She formed an interdisciplinary faculty study group. Profs loved sharing ideas about what it means that Jesus has a body, right now, and how heaven is somehow more real than our cosmos.
Students, however, were completely bored with the chapel series Smit planned, Hebrews: Christ as Mediator of God’s Grace.
“I realized that students didn’t think they need any mediator between them and God. They see God as temporal, responsive, and changing with them. God the Father seems so easily accessible that they see no need for a high priest who intercedes for us,” Smit says.
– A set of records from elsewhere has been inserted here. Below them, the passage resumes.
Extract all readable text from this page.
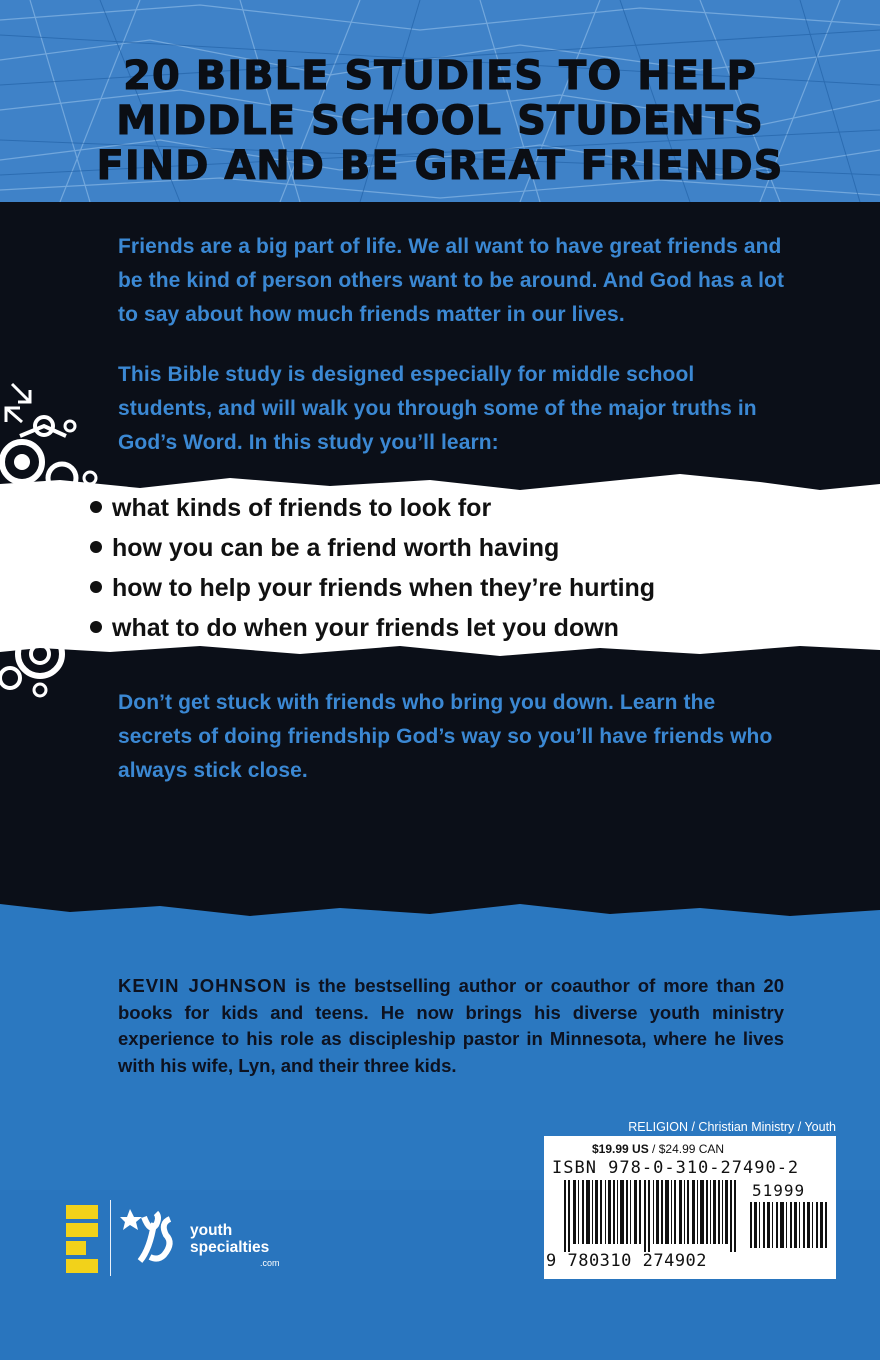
20 BIBLE STUDIES TO HELP
MIDDLE SCHOOL STUDENTS
FIND AND BE GREAT FRIENDS

Friends are a big part of life. We all want to have great friends and be the kind of person others want to be around. And God has a lot to say about how much friends matter in our lives.

This Bible study is designed especially for middle school students, and will walk you through some of the major truths in God’s Word. In this study you’ll learn:

what kinds of friends to look for
how you can be a friend worth having
how to help your friends when they’re hurting
what to do when your friends let you down

Don’t get stuck with friends who bring you down. Learn the secrets of doing friendship God’s way so you’ll have friends who always stick close.

KEVIN JOHNSON is the bestselling author or coauthor of more than 20 books for kids and teens. He now brings his diverse youth ministry experience to his role as discipleship pastor in Minnesota, where he lives with his wife, Lyn, and their three kids.

RELIGION / Christian Ministry / Youth
$19.99 US / $24.99 CAN
ISBN 978-0-310-27490-2
51999
9 780310 274902

youth
specialties

.com
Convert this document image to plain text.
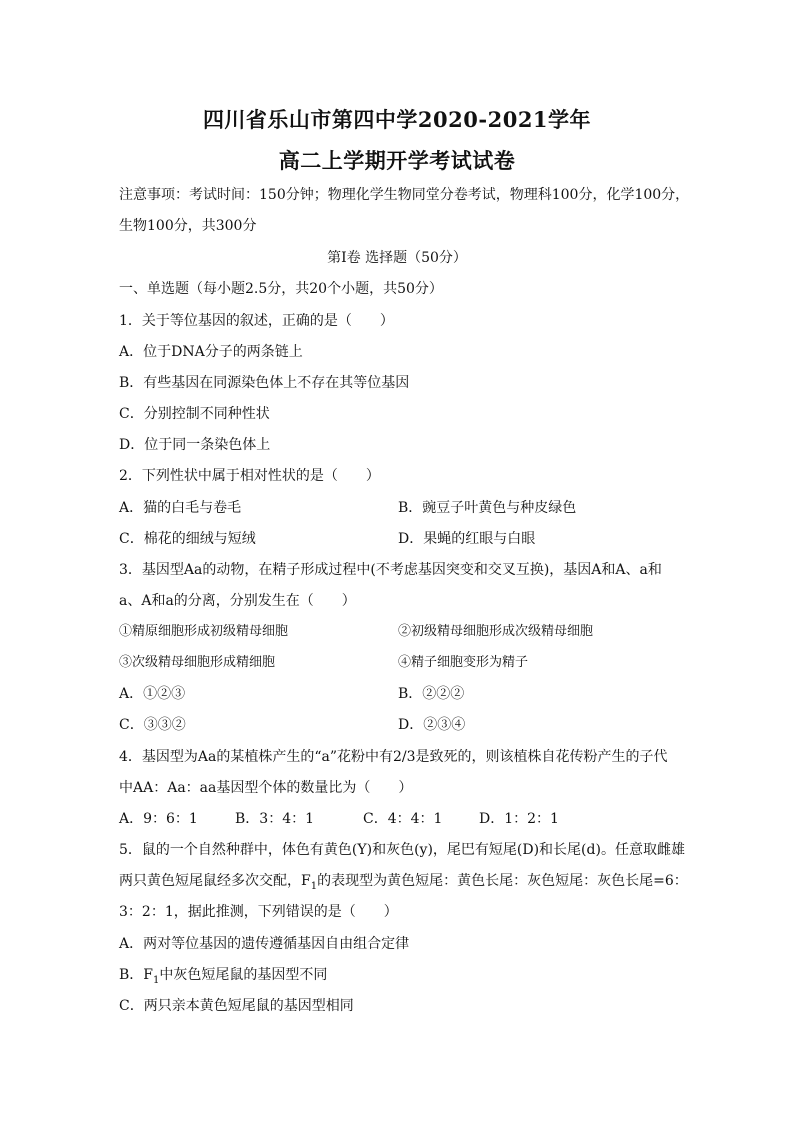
四川省乐山市第四中学2020-2021学年
高二上学期开学考试试卷
注意事项：考试时间：150分钟；物理化学生物同堂分卷考试，物理科100分，化学100分，
生物100分，共300分
第Ⅰ卷 选择题（50分）
一、单选题（每小题2.5分，共20个小题，共50分）
1．关于等位基因的叙述，正确的是（　　）
A．位于DNA分子的两条链上
B．有些基因在同源染色体上不存在其等位基因
C．分别控制不同种性状
D．位于同一条染色体上
2．下列性状中属于相对性状的是（　　）
A．猫的白毛与卷毛	B．豌豆子叶黄色与种皮绿色
C．棉花的细绒与短绒	D．果蝇的红眼与白眼
3．基因型Aa的动物，在精子形成过程中(不考虑基因突变和交叉互换)，基因A和A、a和
a、A和a的分离，分别发生在（　　）
①精原细胞形成初级精母细胞	②初级精母细胞形成次级精母细胞
③次级精母细胞形成精细胞	④精子细胞变形为精子
A．①②③	B．②②②
C．③③②	D．②③④
4．基因型为Aa的某植株产生的“a”花粉中有2/3是致死的，则该植株自花传粉产生的子代
中AA：Aa：aa基因型个体的数量比为（　　）
A．9：6：1	B．3：4：1	C．4：4：1	D．1：2：1
5．鼠的一个自然种群中，体色有黄色(Y)和灰色(y)，尾巴有短尾(D)和长尾(d)。任意取雌雄
两只黄色短尾鼠经多次交配，$F_1$的表现型为黄色短尾：黄色长尾：灰色短尾：灰色长尾=6：
3：2：1，据此推测，下列错误的是（　　）
A．两对等位基因的遗传遵循基因自由组合定律
B．$F_1$中灰色短尾鼠的基因型不同
C．两只亲本黄色短尾鼠的基因型相同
By not fully understanding the ascension, many Christians miss out on deeper experiences of corporate prayer and worship. They also miss out on the full blessings of union with Christ.
Bring back the awe
Churches used to focus so much on making worship reverent and holy that visitors sometimes felt out of place or unwelcome. Today, Smit notes, churches try so hard to make people feel comfortable that the awe has eroded.
“Cultivate a sense of awe and wonder at our reception in God’s presence. Preach that God is transcendent, Other, a consuming fire,” Smit says. Unless worshipers see that God is radically unlike them, they can’t appreciate the wonder of Christ’s ongoing mediation.
Another awe-building strategy is to rethink the meaning of Christ’s resurrection. It’s not just about your salvation.
“When worshipers say ‘Christ has died; Christ is risen; Christ will come again,’ are they thinking only of Christ walking out of a tomb? Or do they also see with the eyes of faith Christ exalted at the right hand of the Father, praying on their behalf and advancing his kingdom for the sake of all?” Jack Van Marion asks. He pastors Calvary Christian Reformed Church in Edina, Minnesota, and teaches at the Institute for Worship Studies, Florida campus.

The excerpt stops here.